Clara-Luzia: Ja. Im gesamten als Menschheit gesehen, wie auch im kleinen als Individuen. Mich belastet unser Umgang mit der Umwelt sehr, und oft wird der Schmerz darüber so übermächtig, dass ich etwas suchen musste, das mir hilft, damit umzugehen. Und diese Hilfe war und ist der Blick in den Sternenhimmel. Wir fahren uns gerade mit Höchstgeschwindigkeit an die Wand, sind aber gleichzeitig so egal und winzig, nur eine Randbemerkung in der Geschichte des Planeten. Es hilft, sich das manchmal bewusst zu machen.

VCÖ-Magazin: War das auch einer Ihrer Gründe, die aktuelle Forderung von österreichischen Verkehrsexperten und Verkehrsexpertinnen nach niedrigeren Tempolimits zu unterstützen?

Clara Luzia: Sie ist sofort umsetzbar, sie ist sehr kostengünstig und alle können mitmachen. Dazu kommt der Sicherheitsaspekt. Eine Win-win-Situation. Wie kann man das nicht unterstützen?

VCÖ-Magazin: Ein Argument für Tempo 30 im Ortgebiet und andere Maßnahmen der Verkehrsberuhigung ist die Reduktion von Lärm. Welche Rolle spielen für Sie als Musikerin (Straßen-)Lärm, Geräusche und Stille?

Clara-Luzia: Mittlerweile eine recht große. Seit ich wieder am Land wohne merke ich wieder, wie laut es in der Stadt ist. Und mit welcher Selbstverständlichkeit wir hinnehmen, von Lärm und Dreck umhüllt zu werden – und auch selbst umhüllen. Ich stehe gerne in der Nacht in meinem Garten und lausche. Es gibt Momente, da ist absolut nichts zu hören, nicht einmal das Rascheln der Mäuse. Und dann gibt es Momente, da höre ich, was sich alles tut des nachts. Viele Geräusche kann ich überhaupt nicht einordnen. Ich stelle mir gerne vor, dass sich da für viele Kleinstlebewesen gerade wahnsinnig viel abspielt, ein Riesen-Halligalli stattfindet, und ich steh mittendrin und glaube, es ist alles ruhig und still. Weil unsere Sinne sind, wie sie sind, bekommen wir so viel nicht mit von dem, was sich um uns tut!

VCÖ-Magazin: Welche Rolle spielt Tempo in Ihrer Musik?

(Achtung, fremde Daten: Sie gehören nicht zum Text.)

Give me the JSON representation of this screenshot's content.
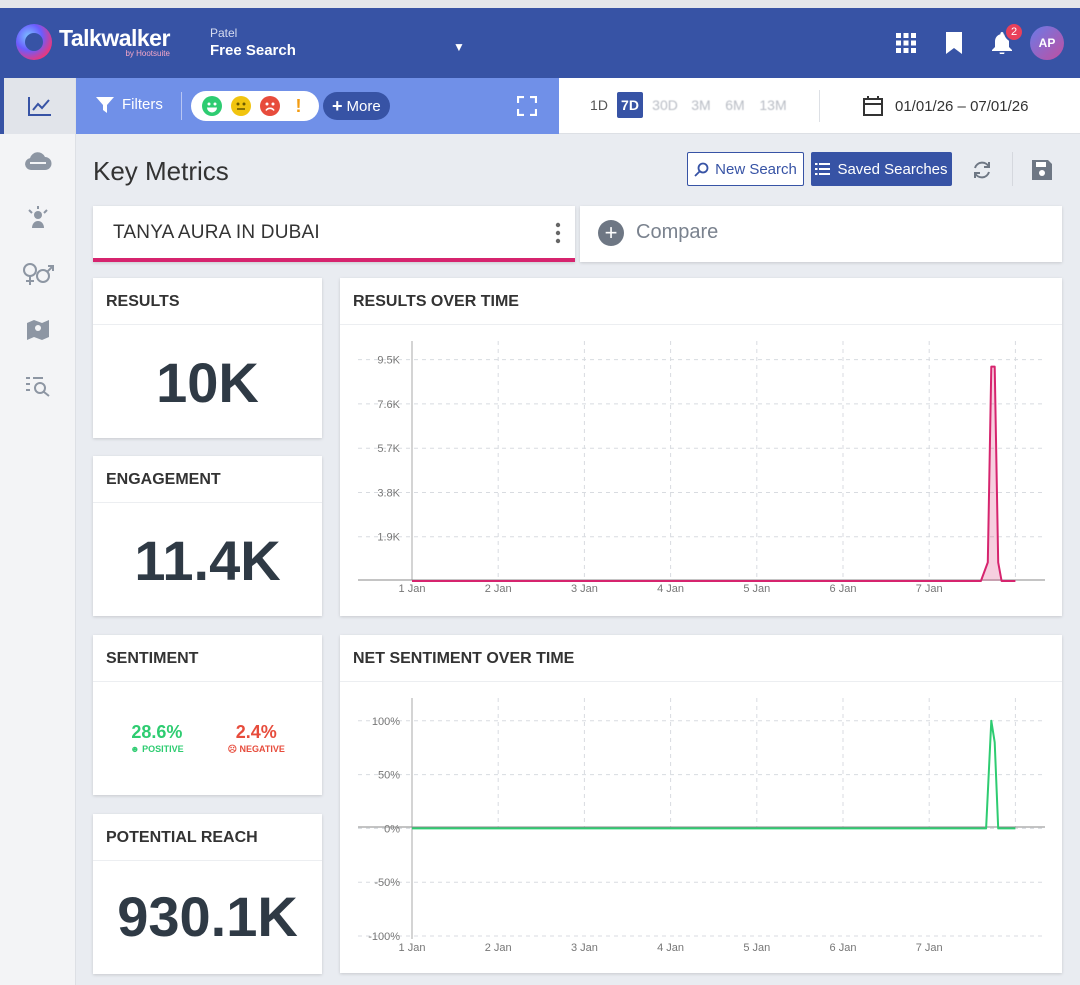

Clara Luzia: Tempo ist ganz zentral in der Musik. Und ich behaupte, dass ihm sehr oft nicht die Aufmerksamkeit zukommt, die es haben sollte. Die Stimmung eines Liedes kann sich komplett verändern, wenn man es zum Beispiel 10 bpm langsamer spielt. Meine erfolgreichste Single – „Cosmic Bruise“ – habe ich als sehr langsames, traurig-klagendes Lied geschrieben. Meine Schlagzeugerin meinte aber im Proberaum, es müsse viel schneller gespielt werden, mit viel Kraft und Energie. Sie hatte recht. „Cosmic Bruise“ wäre komplett durchgefallen, hätte ich das Originaltempo beibehalten.

VCÖ-Magazin: Abgesehen von den ökologischen und gesundheitlichen Aspekten. Was können wir durch Entschleunigung gewinnen?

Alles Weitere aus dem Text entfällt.